TCR-α repertoire in a human Cernunnos patient. (a) Box-and-whisker representation of Vα and Jα usage in TCR-α transcripts from one Cernunnos patient and one control individual as determined by 5′RACE PCR and NGS. Each VαJα transcript (orange and gray areas for the Cernunnos patient and the control individual, respectively) is positioned according to the relative locations (in bp) of its Vα and Jα elements in the genome. (b) Contour plot representation of TCR-α transcripts from a Cernunnos patient (431 sequences) and a control individual (1,423 sequences). Blue and orange bullets represent the VαJα barycenter in each case. (c) Boxes representing 75% of TCR-α transcript sequences for a Cernunnos patient (orange square) and a control individual (blue square).
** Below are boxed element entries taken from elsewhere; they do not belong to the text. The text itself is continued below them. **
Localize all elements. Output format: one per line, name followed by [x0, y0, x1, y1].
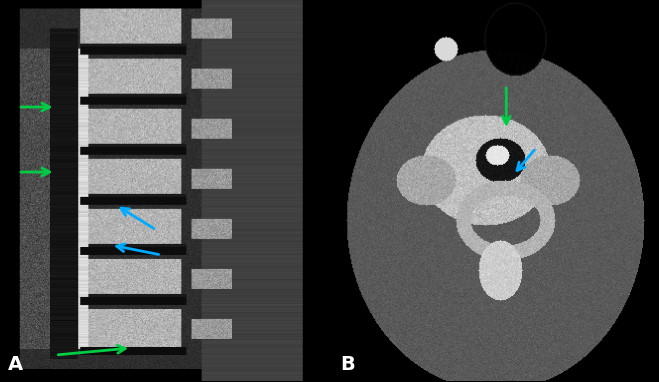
- Text: B: B: [341, 355, 355, 374]
- Text: A: A: [8, 355, 23, 374]
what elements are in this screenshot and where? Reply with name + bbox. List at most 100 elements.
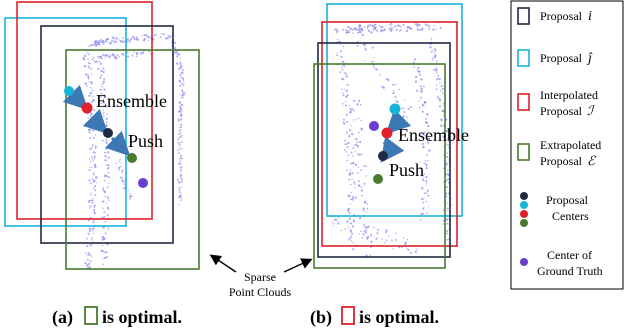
- point-cloud-dot: [104, 40, 107, 43]
- point-cloud-dot: [372, 227, 375, 229]
- point-cloud-dot: [429, 25, 431, 28]
- point-cloud-dot: [420, 212, 423, 215]
- point-cloud-dot: [348, 218, 351, 221]
- point-cloud-dot: [121, 179, 124, 182]
- point-cloud-dot: [179, 110, 182, 113]
- point-cloud-dot: [118, 160, 120, 162]
- point-cloud-dot: [174, 47, 177, 50]
- point-cloud-dot: [83, 54, 87, 58]
- point-cloud-dot: [87, 58, 89, 61]
- point-cloud-dot: [107, 214, 109, 216]
- point-cloud-dot: [91, 58, 94, 61]
- point-cloud-dot: [103, 57, 106, 59]
- point-cloud-dot: [106, 151, 109, 154]
- point-cloud-dot: [352, 28, 354, 31]
- point-cloud-dot: [88, 179, 91, 182]
- point-cloud-dot: [351, 196, 355, 199]
- point-cloud-dot: [106, 113, 108, 116]
- point-cloud-dot: [178, 67, 180, 70]
- point-cloud-dot: [350, 239, 353, 242]
- point-cloud-dot: [353, 144, 356, 147]
- extrapolated-center-a: [127, 153, 137, 163]
- point-cloud-dot: [393, 26, 396, 28]
- point-cloud-dot: [94, 193, 97, 196]
- point-cloud-dot: [355, 137, 358, 141]
- point-cloud-dot: [416, 69, 419, 72]
- point-cloud-dot: [92, 151, 95, 154]
- point-cloud-dot: [360, 230, 362, 233]
- point-cloud-dot: [181, 82, 184, 85]
- point-cloud-dot: [110, 42, 113, 44]
- point-cloud-dot: [426, 212, 428, 215]
- point-cloud-dot: [337, 220, 340, 223]
- point-cloud-dot: [382, 86, 385, 89]
- point-cloud-dot: [369, 254, 371, 256]
- point-cloud-dot: [350, 151, 353, 154]
- point-cloud-dot: [147, 36, 150, 39]
- point-cloud-dot: [387, 78, 390, 82]
- point-cloud-dot: [92, 232, 95, 235]
- point-cloud-dot: [442, 135, 445, 138]
- point-cloud-dot: [107, 227, 110, 230]
- point-cloud-dot: [90, 112, 92, 114]
- point-cloud-dot: [92, 56, 95, 59]
- push-label-a: Push: [128, 131, 163, 151]
- point-cloud-dot: [352, 147, 355, 149]
- point-cloud-dot: [136, 38, 139, 41]
- point-cloud-dot: [118, 169, 121, 172]
- point-cloud-dot: [91, 73, 93, 75]
- point-cloud-dot: [90, 44, 93, 47]
- point-cloud-dot: [179, 165, 181, 168]
- point-cloud-dot: [431, 57, 434, 60]
- point-cloud-dot: [364, 48, 367, 51]
- point-cloud-dot: [103, 41, 105, 44]
- point-cloud-dot: [435, 84, 438, 86]
- point-cloud-dot: [334, 28, 337, 31]
- point-cloud-dot: [349, 230, 352, 233]
- point-cloud-dot: [370, 31, 373, 34]
- point-cloud-dot: [357, 131, 360, 134]
- point-cloud-dot: [419, 96, 422, 99]
- point-cloud-dot: [97, 55, 99, 58]
- point-cloud-dot: [447, 159, 450, 161]
- point-cloud-dot: [375, 29, 377, 31]
- point-cloud-dot: [100, 39, 103, 41]
- point-cloud-dot: [390, 28, 393, 30]
- point-cloud-dot: [425, 166, 428, 170]
- point-cloud-dot: [95, 176, 98, 179]
- point-cloud-dot: [87, 74, 89, 76]
- point-cloud-dot: [392, 29, 394, 31]
- point-cloud-dot: [179, 66, 182, 69]
- point-cloud-dot: [179, 174, 182, 176]
- point-cloud-dot: [92, 43, 95, 46]
- point-cloud-dot: [128, 40, 131, 43]
- point-cloud-dot: [351, 107, 354, 110]
- point-cloud-dot: [97, 42, 100, 45]
- point-cloud-dot: [422, 111, 424, 113]
- point-cloud-dot: [91, 124, 94, 127]
- point-cloud-dot: [167, 34, 170, 37]
- point-cloud-dot: [95, 147, 97, 149]
- point-cloud-dot: [179, 114, 182, 117]
- point-cloud-dot: [344, 95, 348, 99]
- point-cloud-dot: [392, 90, 395, 92]
- point-cloud-dot: [361, 194, 364, 197]
- point-cloud-dot: [388, 23, 390, 26]
- point-cloud-dot: [442, 125, 444, 127]
- point-cloud-dot: [361, 33, 364, 37]
- point-cloud-dot: [442, 91, 444, 93]
- point-cloud-dot: [396, 100, 399, 104]
- point-cloud-dot: [92, 172, 95, 174]
- ensemble-label-a: Ensemble: [96, 91, 167, 111]
- point-cloud-dot: [118, 39, 120, 41]
- point-cloud-dot: [422, 176, 424, 178]
- point-cloud-dot: [103, 104, 105, 107]
- caption-a: (a) is optimal.: [52, 306, 182, 328]
- point-cloud-dot: [123, 40, 126, 43]
- point-cloud-dot: [416, 248, 418, 250]
- point-cloud-dot: [425, 200, 428, 203]
- point-cloud-dot: [178, 181, 181, 184]
- extrapolated-center-b: [373, 174, 383, 184]
- point-cloud-dot: [100, 102, 103, 105]
- ensemble-arrow-a2: [82, 108, 109, 135]
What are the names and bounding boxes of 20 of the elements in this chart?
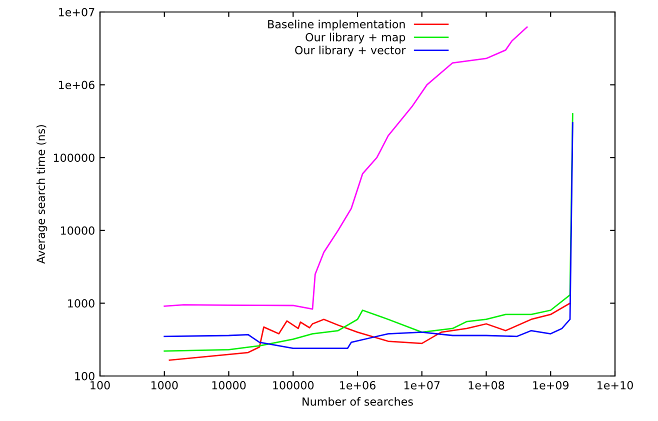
y-axis-title: Average search time (ns) [36, 125, 48, 264]
x-tick-label: 1e+10 [598, 381, 633, 390]
y-tick-label: 100 [75, 372, 94, 380]
y-tick-label: 1e+06 [59, 80, 94, 90]
y-tick-label: 10000 [61, 226, 94, 235]
x-tick-label: 1e+06 [340, 381, 376, 390]
y-tick-label: 100000 [54, 154, 94, 162]
x-tick-label: 1e+07 [404, 381, 440, 390]
x-tick-label: 10000 [212, 381, 246, 390]
y-tick-label: 1000 [68, 299, 94, 308]
legend-label: Baseline implementation [268, 20, 405, 31]
x-tick-label: 1e+08 [468, 381, 504, 390]
x-tick-label: 1000 [151, 381, 178, 390]
x-tick-label: 1e+09 [533, 381, 569, 390]
legend-label: Our library + vector [295, 46, 406, 56]
x-tick-label: 100000 [273, 381, 314, 390]
legend-label: Our library + map [306, 32, 406, 44]
x-tick-label: 100 [90, 381, 110, 390]
y-tick-label: 1e+07 [59, 8, 94, 16]
x-axis-title: Number of searches [302, 397, 413, 406]
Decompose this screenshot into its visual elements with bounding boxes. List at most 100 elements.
The two green bullets represent the theoretical positions of TCR-α chains from iNKT (hTRAV10, at bp 2.0 × 10⁵; and hTRAJ18, at bp 5.0 × 10⁴) and MAIT (hTRAV1.2, at bp 0.2 × 10⁵; and hTRAJ33, at bp 3.3 × 10⁴) cells, respectively.

Fig 7

(a) Detection of iNKT cells in the spleen by dual staining with anti-TCR-β and CD1d tetramer. (b) Schematic representation of human and murine TCR Vα and Jα clusters, including the locations of TRAV and TRAJ used by iNKT cells. Two Jα segments can be used by murine NKT cells, i.e., TRAV11D and the most downstream segment, TRAV11, because of the duplication of the central TCR Jα segments in mice.

Fig 8

Thymocyte survival (a) and apoptosis (b) in 24-h cultures in vitro. (c) Quantitative RT-PCR analysis of P53 target genes in Cernu^−/− thymocytes.

Fig 9

Partial normalization of Cernu^−/− thymocyte viability upon P53 inactivation. (a) Total thymocyte counts. (b) Relative thymocyte survival in 24-h cultures. (c) Differential TCR Vα usage in splenic T cells, analyzed using PCR coamplification of two 5′ Vα (Va3.1 and Va5.1) and one 3′ Vα (Va3.4) segment. The vertical red lines represent the medians for Jα usage. (d) iNKT cell recovery in the spleen. ns, not significant.

Fig 10

Multiple waves of TCR-α rearrangements during thymocyte development. DNA accessibility in the TCR Jα cluster is regulated such that the first VαJα rearrangements are targeted to the 5′ side of the TCR Jα cluster. If the thymocytes expressing the resulting TCR are not positively selected, Rag1 and Rag2 expression continues, and a second wave of rearrangement involving upstream Vα and downstream Jα segments occurs. In the absence of positive selection of this newly expressed TCR, a third wave of VαJα recombination occurs, and so on. The possibility of thymocytes undergoing several waves of TCR-α rearrangement depends on their life span. In RORγT^−/− mice, thymocyte viability is decreased, resulting in a bias of Jα usage toward the most 5′ elements (first wave). In contrast, the thymocyte life span is increased in BclXL Tg mice, allowing several waves of recombination and the resulting skewing of Jα usage toward the most downstream elements.